I think you are misinterpreting the OP’s statement. It seems obvious to me that you are both saying the same thing, except the OP doesn’t know quite the most technically correct way to phrase it, and is unaware of some of the extra details (which is why they asked). “Brain” is just shorthand for ‘whatever neurological processing is involved’. “Vision/final image” seems synonymous with your “conscious visual experience”, which itself is certainly a sort of “terminus”, even if it’s not neatly confined to a specific physical area. “Transmitting information” is not somehow the polar opposite of “transmitting an image”. If someone says they are emailing you a picture, it’s obvious that a physical photograph isn’t being sent through wires, but rather a series of electrons in a pattern that can later be reinterpreted as an image file.
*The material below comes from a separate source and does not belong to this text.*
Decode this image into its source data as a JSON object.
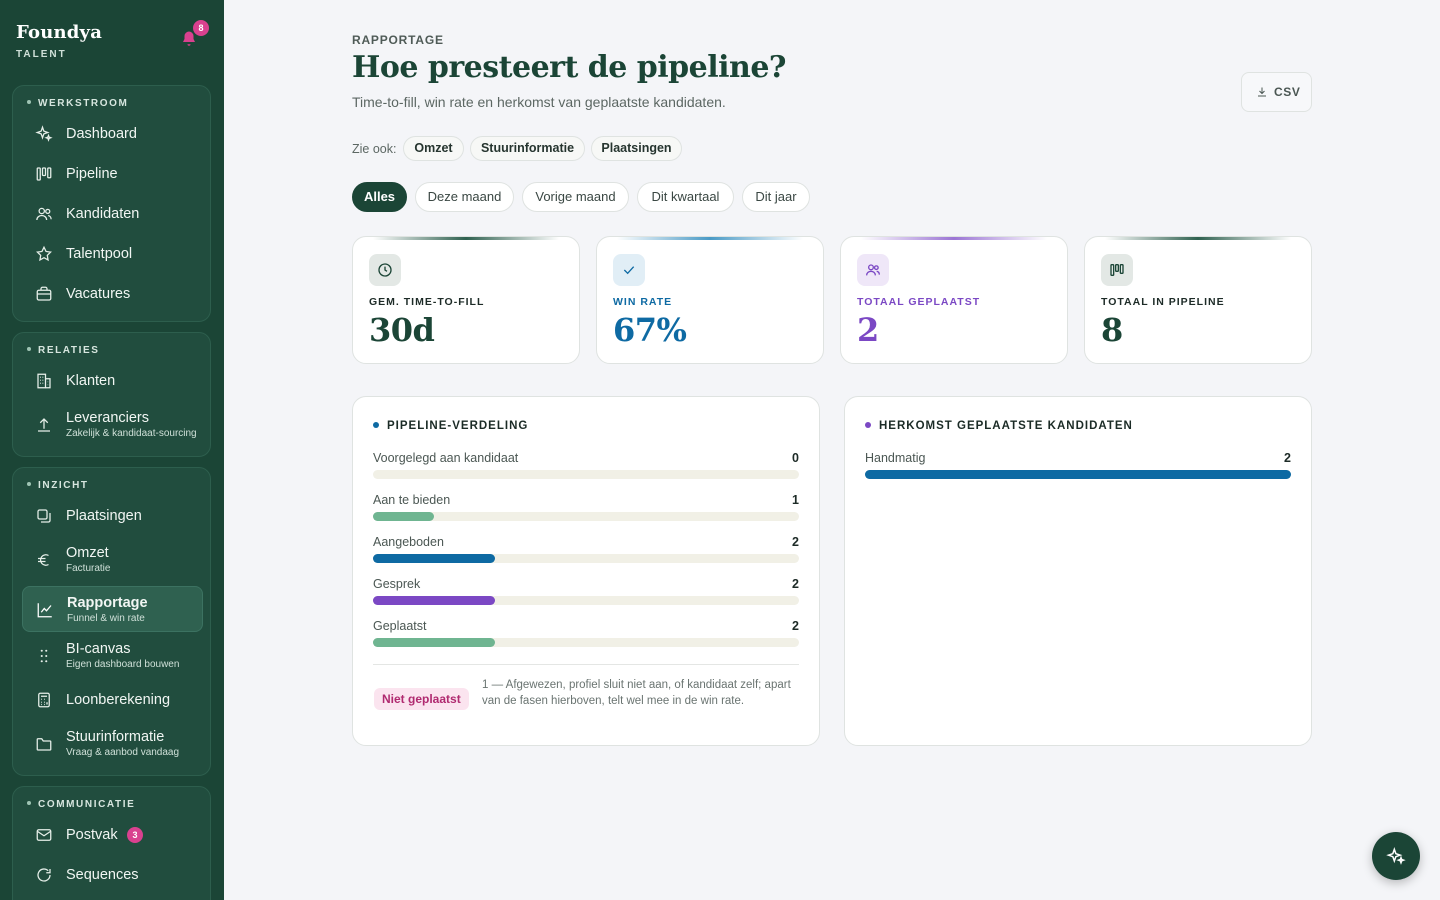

So with regards to those issues, I don’t think you are clearing up any actual huge misunderstanding, but rather just refining proper terminology.

It seems the interesting things that have been mentioned that were actually relevant and enlightening include:

  1. There is not a strict divide between the eye and brain, and the eye itself does some of the processing
  2. More information is sent to the next step than just hue/saturation/brightness
  3. The final ‘experience’, besides various ‘single frame’ enhancements, also includes enhancements built up from longer time ranges and ‘stitching’ together multiple images to form a richer larger ‘picture’
  4. There are all sorts of ‘deficiencies’ (or efficiencies if you look at it a certain way) in the retina, from detail only being available in a focused area, and the existence of the blind spot.

This was a fascinating article in Scientific American on the subject and included simulations of what the eye literally “sees” vs the image the brain creates from the signal. You have to pay to see the full article, but I think it will be a good complement to some of the observations provided in this thread.

Two posters who blatantly violated GQ rules by explicitly insulting another poster or accusing him of trolling got warnings. Giving serious answers does not give anyone a free pass to violate board rules. I don’t know why you think it should.

If I see him doing the same thing again I’ll issue him a warning. If you see him doing the same thing again, PLEASE REPORT THE POST rather than violating board rules.

Once again, if you have any further comments on this, take it to ATMB.